Das österreichische Biotechnologie-Unternehmen Marinomed Biotech AG aus Korneuburg steht vor einer finanziellen Herausforderung. Am 19. März 2026 gab der Vorstand bekannt, eine Barkapitalerhöhung zur Deckung eines kurzfristigen Kapitalbedarfs von rund zwei Millionen Euro durchführen zu müssen. Grund dafür sind ausgebliebene Zahlungen aus einem bereits abgewickelten Geschäftsverkauf, die das Unternehmen nun in eine Liquiditätslücke gebracht haben.

Was bedeutet eine Barkapitalerhöhung für Anleger?

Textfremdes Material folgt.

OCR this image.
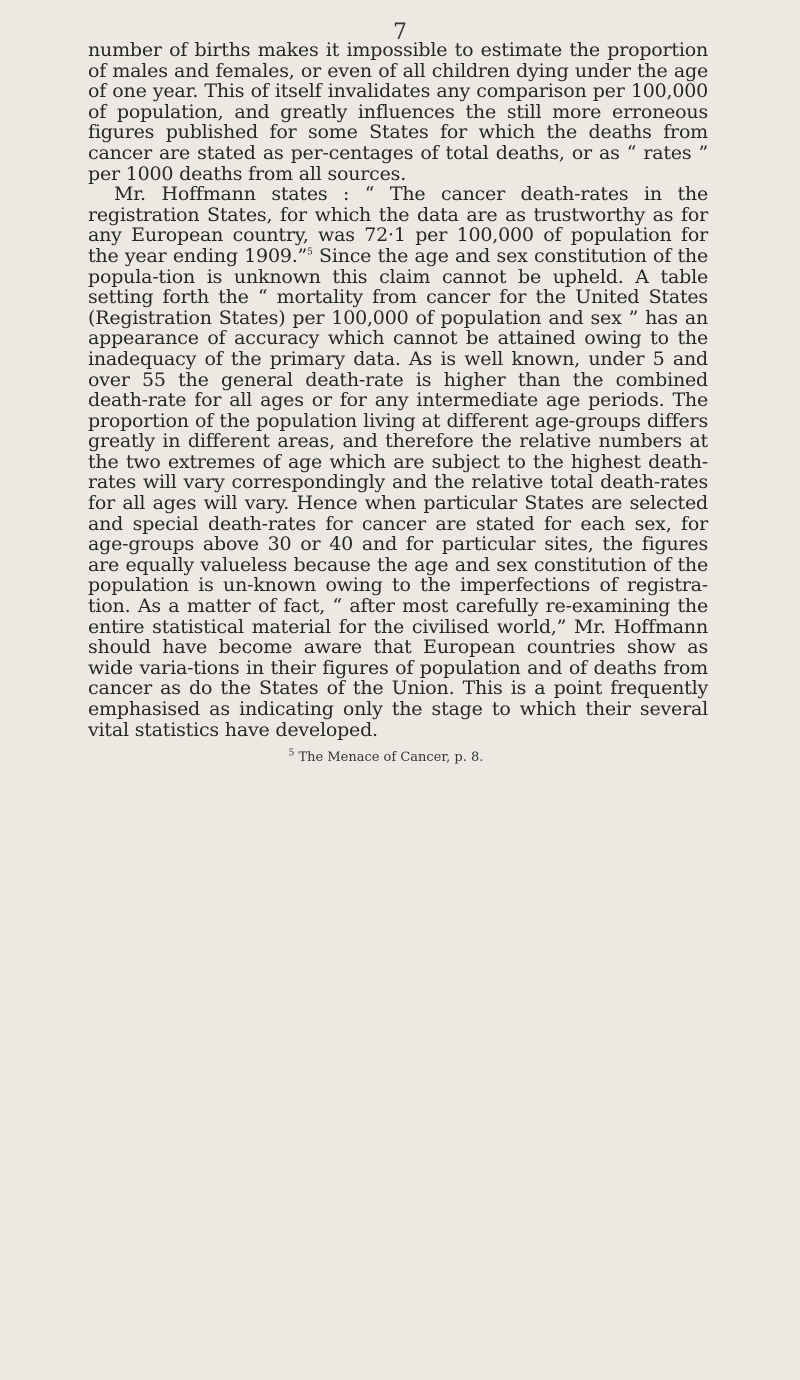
7

number of births makes it impossible to estimate the proportion of males and females, or even of all children dying under the age of one year. This of itself invalidates any comparison per 100,000 of population, and greatly influences the still more erroneous figures published for some States for which the deaths from cancer are stated as per-centages of total deaths, or as “ rates ” per 1000 deaths from all sources.
Mr. Hoffmann states : “ The cancer death-rates in the registration States, for which the data are as trustworthy as for any European country, was 72·1 per 100,000 of population for the year ending 1909.”$^5$ Since the age and sex constitution of the popula-tion is unknown this claim cannot be upheld. A table setting forth the “ mortality from cancer for the United States (Registration States) per 100,000 of population and sex ” has an appearance of accuracy which cannot be attained owing to the inadequacy of the primary data. As is well known, under 5 and over 55 the general death-rate is higher than the combined death-rate for all ages or for any intermediate age periods. The proportion of the population living at different age-groups differs greatly in different areas, and therefore the relative numbers at the two extremes of age which are subject to the highest death-rates will vary correspondingly and the relative total death-rates for all ages will vary. Hence when particular States are selected and special death-rates for cancer are stated for each sex, for age-groups above 30 or 40 and for particular sites, the figures are equally valueless because the age and sex constitution of the population is un-known owing to the imperfections of registra-tion. As a matter of fact, “ after most carefully re-examining the entire statistical material for the civilised world,” Mr. Hoffmann should have become aware that European countries show as wide varia-tions in their figures of population and of deaths from cancer as do the States of the Union. This is a point frequently emphasised as indicating only the stage to which their several vital statistics have developed.

$^5$ The Menace of Cancer, p. 8.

Bei einer Barkapitalerhöhung gibt ein Unternehmen neue Aktien aus, um frisches Kapital zu beschaffen. Im Fall von Marinomed werden bis zu 459.985 neue Inhaber-Stammaktien ohne Nennwert ausgegeben, wodurch sich das Grundkapital von derzeit 1.839.940 Euro auf bis zu 2.299.925 Euro erhöht. Jede neue Aktie hat einen rechnerischen anteiligen Betrag am Grundkapital von einem Euro.

Bestehende Aktionäre erhalten Bezugsrechte im Verhältnis 4:1, das bedeutet: Für jeweils vier bestehende Aktien können sie eine neue Aktie zum Bezugspreis von 14 Euro erwerben. Diese Regelung soll verhindern, dass sich die Beteiligung der Altaktionäre durch die Kapitalerhöhung verwässert. Der Bezugspreis von 14 Euro je neuer Aktie liegt dabei unter dem aktuellen Marktpreis, was für bestehende Aktionäre einen Anreiz zur Teilnahme darstellt.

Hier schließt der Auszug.